For me, accepting this reality over the past eight years has been hard, especially during these last weeks of 2023. I remember a recent day that felt dark to me, as if the light of the future was barely a flicker.
But around that time I heard from two friends who helped me see that what I experienced was the dimming of hope. They cautioned against giving into “political despair”, a term I hadn’t heard before. I felt welcomed into their network of support.
One of these friends shared a New York Times op-ed by Jamelle Bouie that named my feelings and offered a more manageable understanding of what’s going on.
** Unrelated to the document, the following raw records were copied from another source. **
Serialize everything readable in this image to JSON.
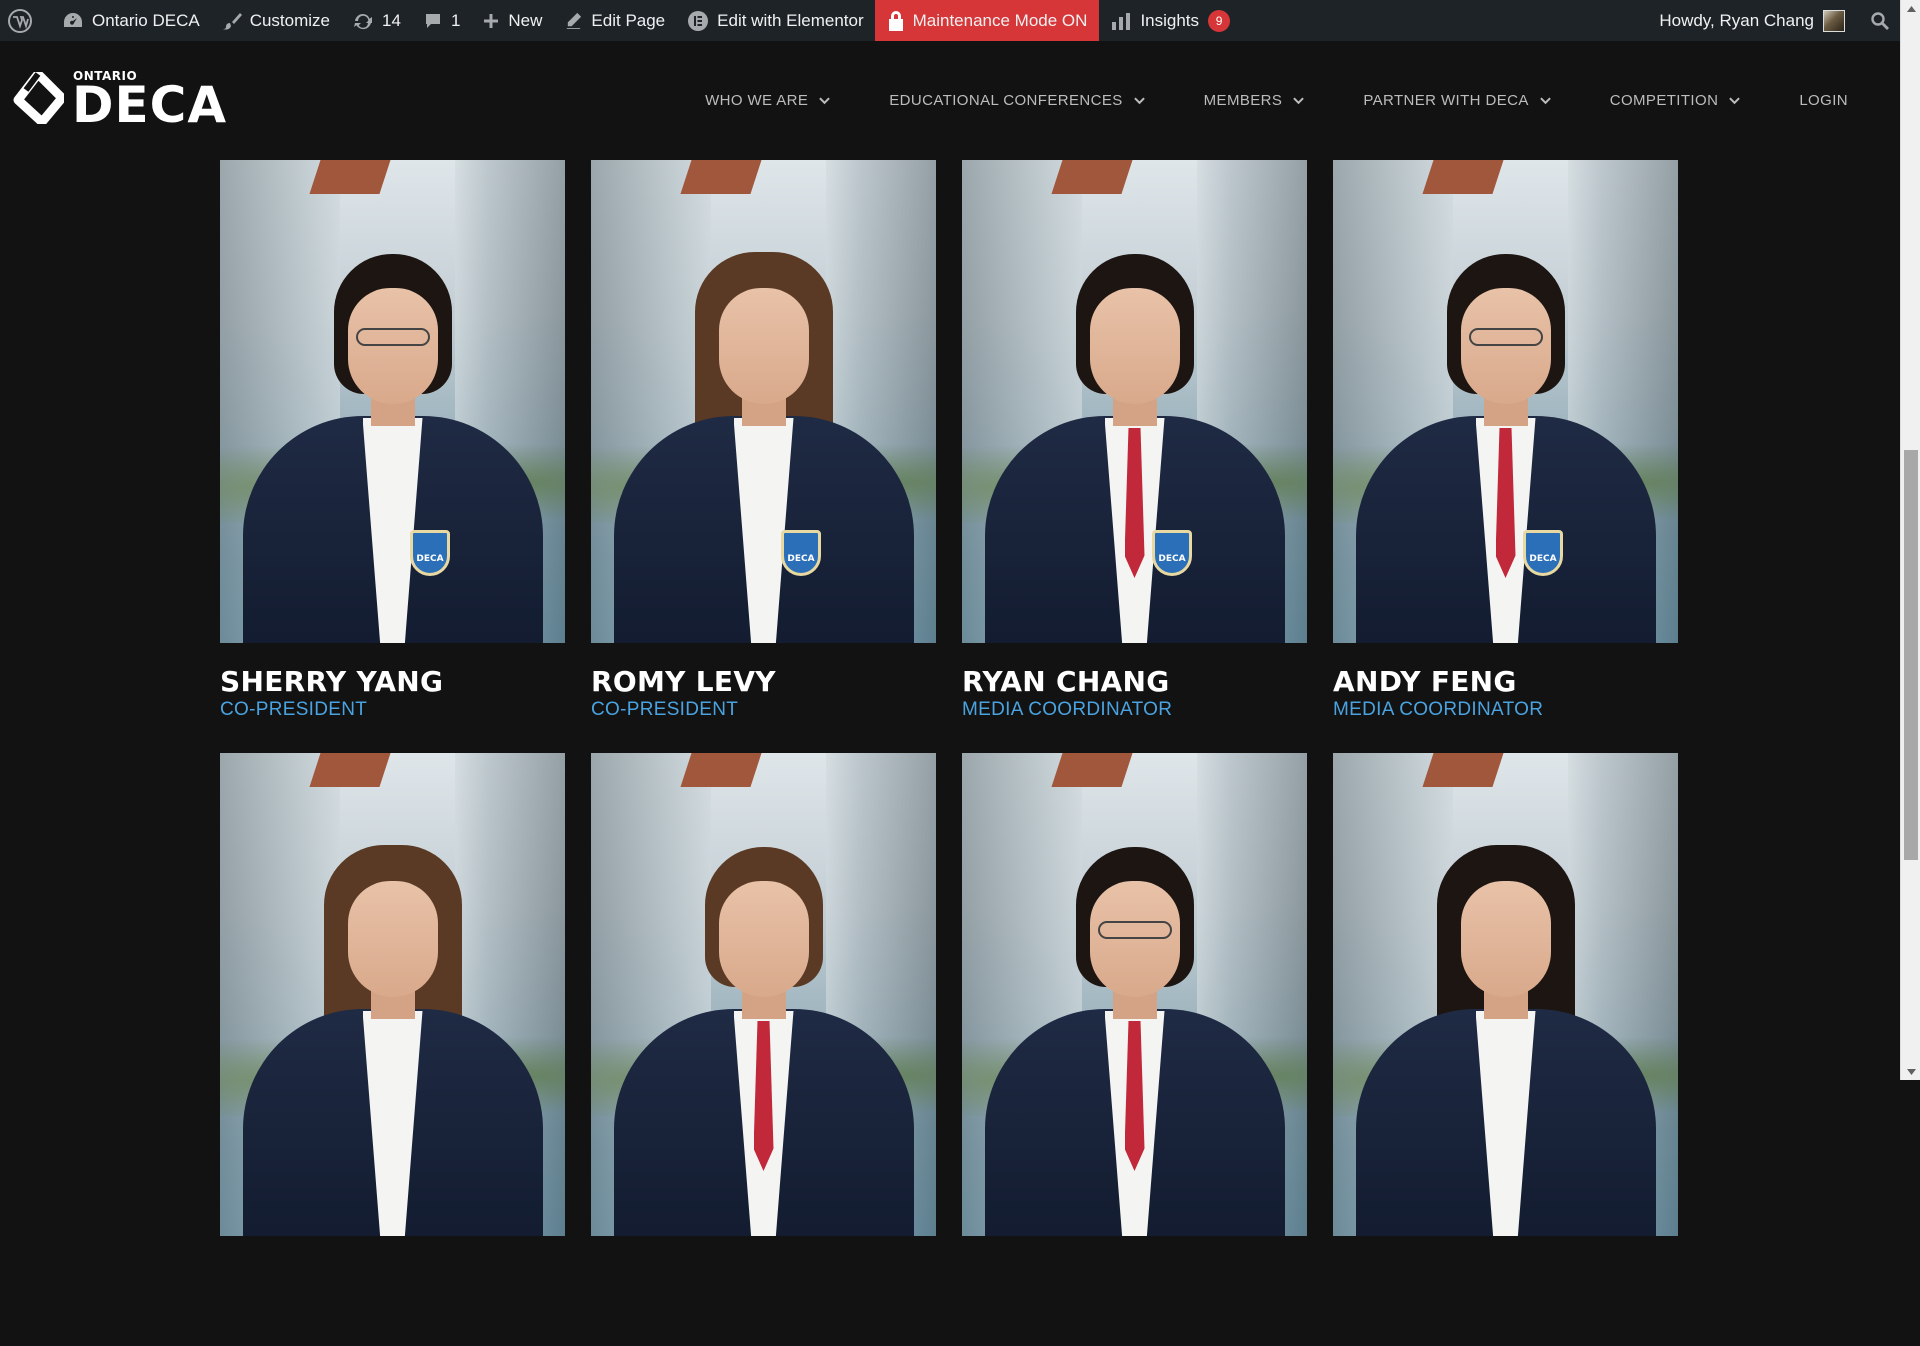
{
  "adminbar": {
    "site_name": "Ontario DECA",
    "customize": "Customize",
    "updates_count": "14",
    "comments_count": "1",
    "new_label": "New",
    "edit_page": "Edit Page",
    "edit_elementor": "Edit with Elementor",
    "maintenance": "Maintenance Mode ON",
    "insights": "Insights",
    "insights_badge": "9",
    "howdy": "Howdy, Ryan Chang"
  },
  "logo": {
    "small": "ONTARIO",
    "big": "DECA"
  },
  "nav": {
    "items": [
      {
        "label": "WHO WE ARE",
        "has_dropdown": true
      },
      {
        "label": "EDUCATIONAL CONFERENCES",
        "has_dropdown": true
      },
      {
        "label": "MEMBERS",
        "has_dropdown": true
      },
      {
        "label": "PARTNER WITH DECA",
        "has_dropdown": true
      },
      {
        "label": "COMPETITION",
        "has_dropdown": true
      },
      {
        "label": "LOGIN",
        "has_dropdown": false
      }
    ]
  },
  "team": {
    "members": [
      {
        "name": "SHERRY YANG",
        "role": "CO-PRESIDENT"
      },
      {
        "name": "ROMY LEVY",
        "role": "CO-PRESIDENT"
      },
      {
        "name": "RYAN CHANG",
        "role": "MEDIA COORDINATOR"
      },
      {
        "name": "ANDY FENG",
        "role": "MEDIA COORDINATOR"
      },
      {
        "name": "",
        "role": ""
      },
      {
        "name": "",
        "role": ""
      },
      {
        "name": "",
        "role": ""
      },
      {
        "name": "",
        "role": ""
      }
    ]
  },
  "colors": {
    "adminbar_bg": "#1d2327",
    "maintenance_red": "#d63638",
    "page_bg": "#121212",
    "role_blue": "#4aa3e0"
  }
}
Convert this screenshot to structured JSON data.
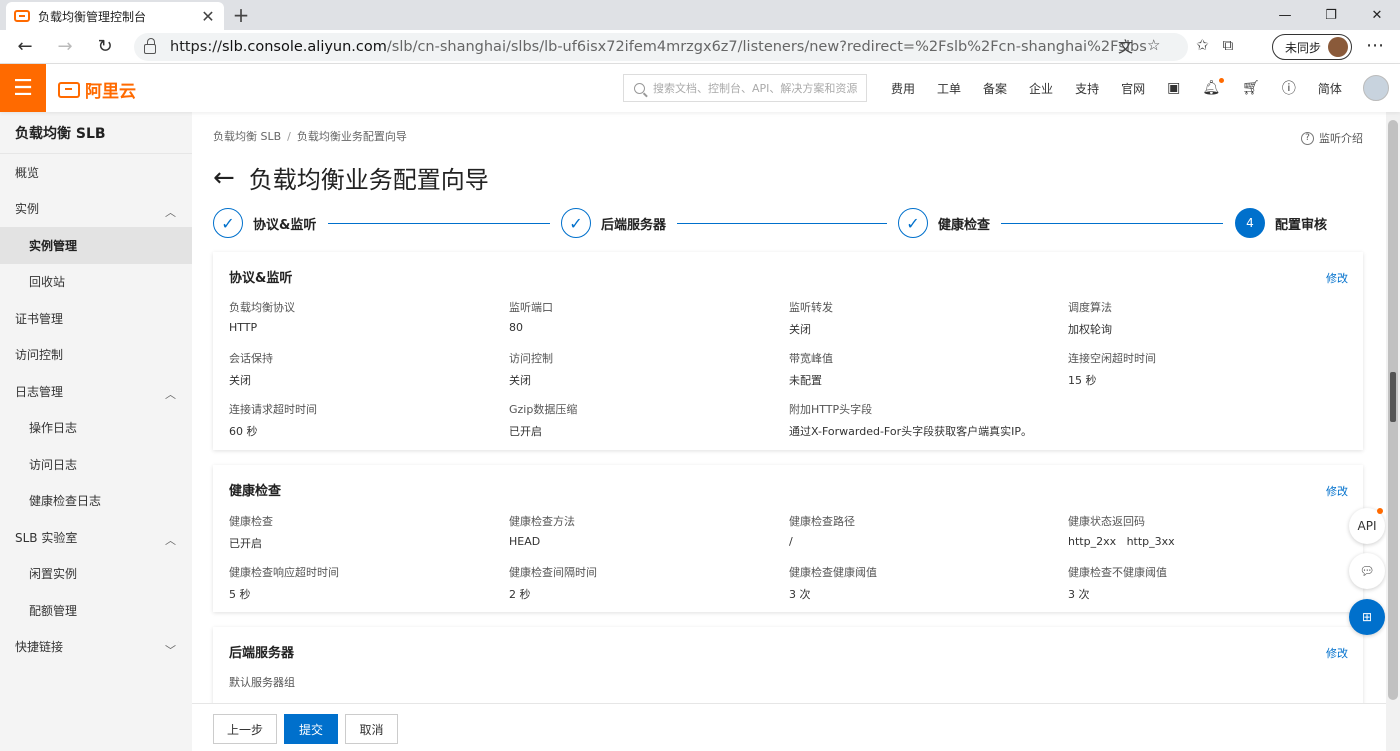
{
  "browser": {
    "tab_title": "负载均衡管理控制台",
    "new_tab": "+",
    "url_host": "slb.console.aliyun.com",
    "url_prefix": "https://",
    "url_path": "/slb/cn-shanghai/slbs/lb-uf6isx72ifem4mrzgx6z7/listeners/new?redirect=%2Fslb%2Fcn-shanghai%2Fslbs",
    "sync_label": "未同步"
  },
  "topbar": {
    "logo_text": "阿里云",
    "search_placeholder": "搜索文档、控制台、API、解决方案和资源",
    "nav": [
      "费用",
      "工单",
      "备案",
      "企业",
      "支持",
      "官网"
    ],
    "lang": "简体"
  },
  "sidebar": {
    "title": "负载均衡 SLB",
    "items": [
      {
        "label": "概览"
      },
      {
        "label": "实例"
      },
      {
        "label": "实例管理"
      },
      {
        "label": "回收站"
      },
      {
        "label": "证书管理"
      },
      {
        "label": "访问控制"
      },
      {
        "label": "日志管理"
      },
      {
        "label": "操作日志"
      },
      {
        "label": "访问日志"
      },
      {
        "label": "健康检查日志"
      },
      {
        "label": "SLB 实验室"
      },
      {
        "label": "闲置实例"
      },
      {
        "label": "配额管理"
      },
      {
        "label": "快捷链接"
      }
    ]
  },
  "breadcrumb": {
    "root": "负载均衡 SLB",
    "sep": "/",
    "current": "负载均衡业务配置向导"
  },
  "help_link": "监听介绍",
  "page_title": "负载均衡业务配置向导",
  "steps": [
    {
      "label": "协议&监听"
    },
    {
      "label": "后端服务器"
    },
    {
      "label": "健康检查"
    },
    {
      "label": "配置审核",
      "number": "4"
    }
  ],
  "listener_card": {
    "title": "协议&监听",
    "edit": "修改",
    "fields": [
      {
        "k": "负载均衡协议",
        "v": "HTTP"
      },
      {
        "k": "监听端口",
        "v": "80"
      },
      {
        "k": "监听转发",
        "v": "关闭"
      },
      {
        "k": "调度算法",
        "v": "加权轮询"
      },
      {
        "k": "会话保持",
        "v": "关闭"
      },
      {
        "k": "访问控制",
        "v": "关闭"
      },
      {
        "k": "带宽峰值",
        "v": "未配置"
      },
      {
        "k": "连接空闲超时时间",
        "v": "15 秒"
      },
      {
        "k": "连接请求超时时间",
        "v": "60 秒"
      },
      {
        "k": "Gzip数据压缩",
        "v": "已开启"
      },
      {
        "k": "附加HTTP头字段",
        "v": "通过X-Forwarded-For头字段获取客户端真实IP。"
      }
    ]
  },
  "health_card": {
    "title": "健康检查",
    "edit": "修改",
    "fields": [
      {
        "k": "健康检查",
        "v": "已开启"
      },
      {
        "k": "健康检查方法",
        "v": "HEAD"
      },
      {
        "k": "健康检查路径",
        "v": "/"
      },
      {
        "k": "健康状态返回码",
        "v": "http_2xx   http_3xx"
      },
      {
        "k": "健康检查响应超时时间",
        "v": "5 秒"
      },
      {
        "k": "健康检查间隔时间",
        "v": "2 秒"
      },
      {
        "k": "健康检查健康阈值",
        "v": "3 次"
      },
      {
        "k": "健康检查不健康阈值",
        "v": "3 次"
      }
    ]
  },
  "backend_card": {
    "title": "后端服务器",
    "edit": "修改",
    "subtitle": "默认服务器组"
  },
  "float_buttons": {
    "api": "API"
  },
  "footer": {
    "prev": "上一步",
    "submit": "提交",
    "cancel": "取消"
  }
}
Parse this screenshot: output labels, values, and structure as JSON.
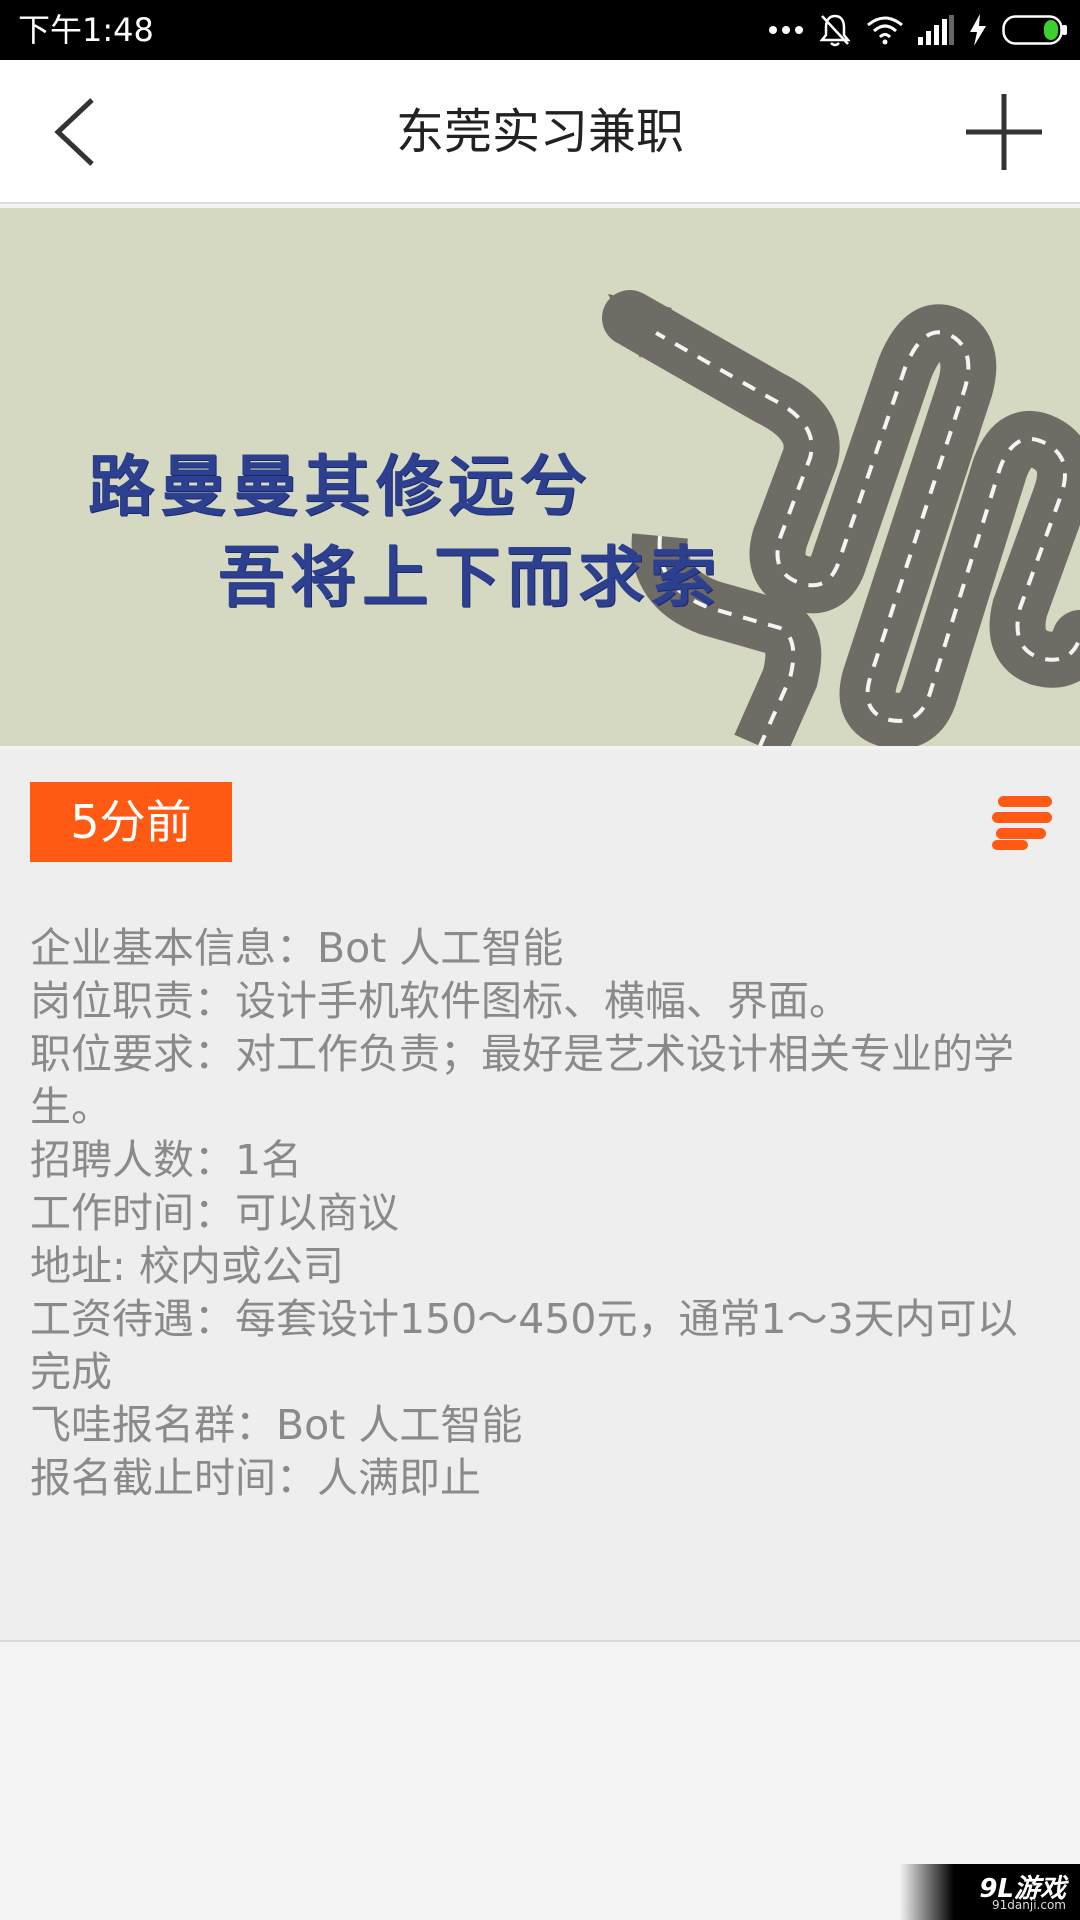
{
  "status_bar": {
    "time": "下午1:48",
    "icons": [
      "more-dots-icon",
      "bell-off-icon",
      "wifi-icon",
      "signal-icon",
      "charging-icon",
      "battery-icon"
    ],
    "battery_color": "#3ccf2e"
  },
  "header": {
    "title": "东莞实习兼职",
    "back_icon": "chevron-left-icon",
    "add_icon": "plus-icon"
  },
  "banner": {
    "line1": "路曼曼其修远兮",
    "line2": "吾将上下而求索",
    "image": "winding-road-arrow"
  },
  "post": {
    "time_badge": "5分前",
    "accent_color": "#ff5a14",
    "menu_icon": "menu-lines-icon",
    "lines": [
      "企业基本信息：Bot 人工智能",
      "岗位职责：设计手机软件图标、横幅、界面。",
      "职位要求：对工作负责；最好是艺术设计相关专业的学生。",
      "招聘人数：1名",
      "工作时间：可以商议",
      "地址: 校内或公司",
      "工资待遇：每套设计150～450元，通常1～3天内可以完成",
      "飞哇报名群：Bot 人工智能",
      "报名截止时间：人满即止"
    ]
  },
  "watermark": {
    "main": "9L游戏",
    "sub": "91danji.com"
  }
}
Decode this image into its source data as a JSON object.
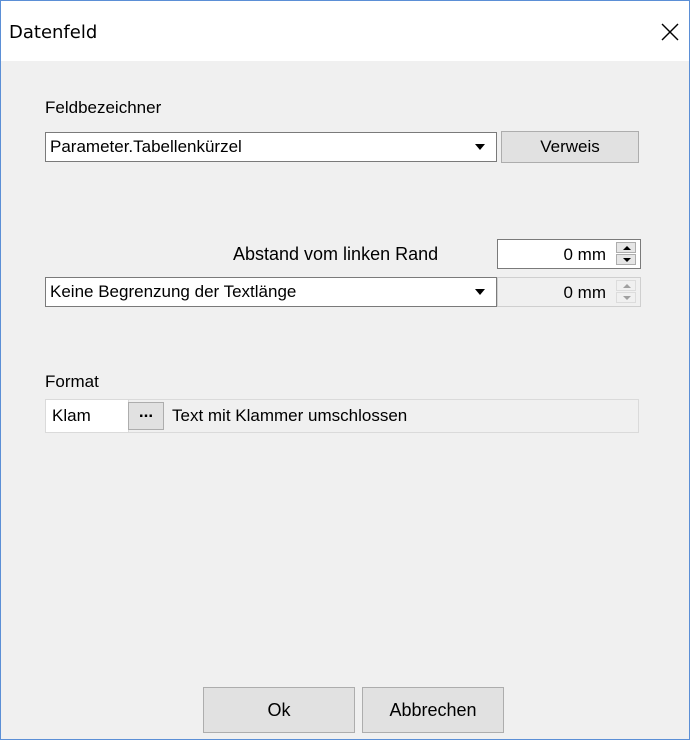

Bouie wrote,
Current power grabs by Republicans are meant to gain as much unaccountable political power as possible, and to repress expression of identities and beliefs they object to.
They cultivate political despair.
He went on to say that anyone who cares about the many rights that democracy protects must fight back by working and voting “to overhaul our economic system, political institutions and public life.”
It’s healing to know I can do something about hopeless feelings.
In fact, I’m heartened that the tug-of-war for America’s soul is obvious now. It’s time for everyone to choose a side. Richardson said about her new book, Democracy Awakening,
I hear people being full of despair all the time.
[But] I am much more hopeful now than I was six or seven years ago when there was a clear trend toward authoritarianism and no one was paying attention. Now people have woken up. …
I want to remind people that when America is truly its best, ordinary people stood up, took power into their own hands, and expanded people’s right to be treated equally before the law and to have a say in their government. … [T]hey will do so again.
The truth is our history changes when unremarkable, ordinary people stand up and say no … I’m voting for triumph.
This month many Democratic candidates in our county, and maybe in yours, have stepped up. If you believe in real democracy in America, you can support them now, and vote them into office in November, in the New Year! That’s real hope.
Well said, Deda. Thank you.
Like you, Deda, I do believe the ordinary hard working citizens will rise to the challenge. I have had that faith before, and I have a strong feeling it will happen again.